NEW YORK – Treasuries are firmer in early trading but muni buyers have no inclination to follow due to political inaction in Washington.
“Not a great deal is happening,” said a trader in Florida. “We continue to see a lot of the investable dollars go to paper five years and in, primarily as a safety trade.”
He said significant balances are still sitting in dealer hands and it’s causing some concern.
“I haven’t seen traders pull back yet, but the point is that a lot of the paper hasn’t been sold yet,” he added. “A lot of buyers are sitting on their hands.”
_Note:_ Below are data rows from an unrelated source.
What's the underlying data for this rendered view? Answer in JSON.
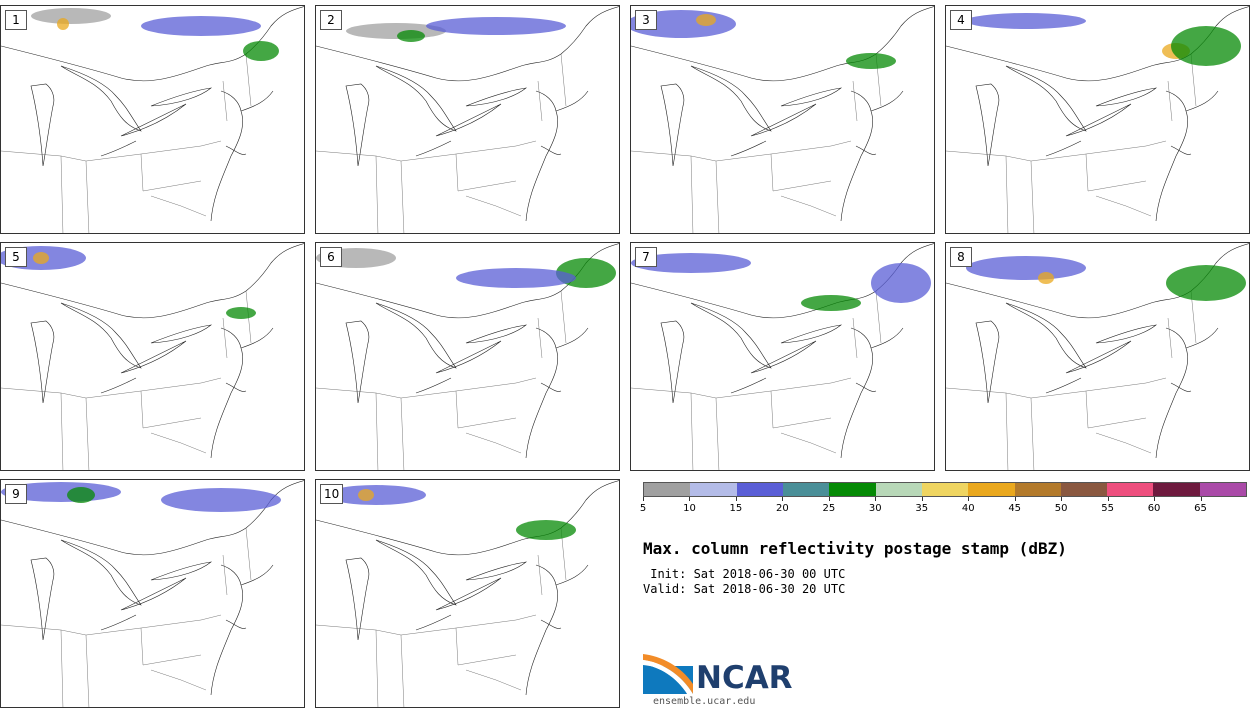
{
  "panels": [
    {
      "label": "1"
    },
    {
      "label": "2"
    },
    {
      "label": "3"
    },
    {
      "label": "4"
    },
    {
      "label": "5"
    },
    {
      "label": "6"
    },
    {
      "label": "7"
    },
    {
      "label": "8"
    },
    {
      "label": "9"
    },
    {
      "label": "10"
    }
  ],
  "colorbar": {
    "colors": [
      "#a0a0a0",
      "#b4bce8",
      "#5a5ed6",
      "#4a8f98",
      "#058a05",
      "#b8d8b8",
      "#efd561",
      "#eaa81e",
      "#b37a2b",
      "#8a5840",
      "#ee4f7e",
      "#6e1a3e",
      "#aa4aa8"
    ],
    "ticks": [
      "5",
      "10",
      "15",
      "20",
      "25",
      "30",
      "35",
      "40",
      "45",
      "50",
      "55",
      "60",
      "65"
    ]
  },
  "title": "Max. column reflectivity postage stamp (dBZ)",
  "init_line": " Init: Sat 2018-06-30 00 UTC",
  "valid_line": "Valid: Sat 2018-06-30 20 UTC",
  "logo": {
    "name": "NCAR",
    "url_text": "ensemble.ucar.edu"
  }
}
Asked if munis could benefit from a flight to quality, he said: “if anything we’re unchanged, maybe a touch weaker. There is definitely no inclination to follow Treasuries.
An early read from Municipal Market Data showed triple-A yields were mostly steady except for a one basis point rise on bonds maturing between 2021 and 2024.
Intermediate and long-term muni yields have been rising slowly the past two weeks. The 10-year finished Wednesday at 2.69%, compared with 2.66% on July 20, while the 30-year closed at 4.37%, versus 4.30% on July 14.
In tune with the trader’s comments, the two-year yield has stayed at a calendar year low of 0.40% since July 12.
Despite continued gridlock on Capitol Hill and the fast approaching debt ceiling deadline, Treasuries were slightly firmer in early trading with the benchmark 10-year yield three basis points lower at 2.95%. The two year and 30-year yields were each two basis points firmer at 0.43% and 4.28%, respectively.
Two positive economic reports helped buoy the stock market early morning.
Initial jobless claims fell 24,000 in the week ending July 23 to 398,000 – the first week under the 400,000 mark since early April. And, the pending home sales index ticked up 2.4% in June, helping the year-over-year sales number gain 19.8%.
The S&P 500, coming off four days of losses including the worst day in more than six weeks Wednesday, was up 5.6 points after an hour of trading.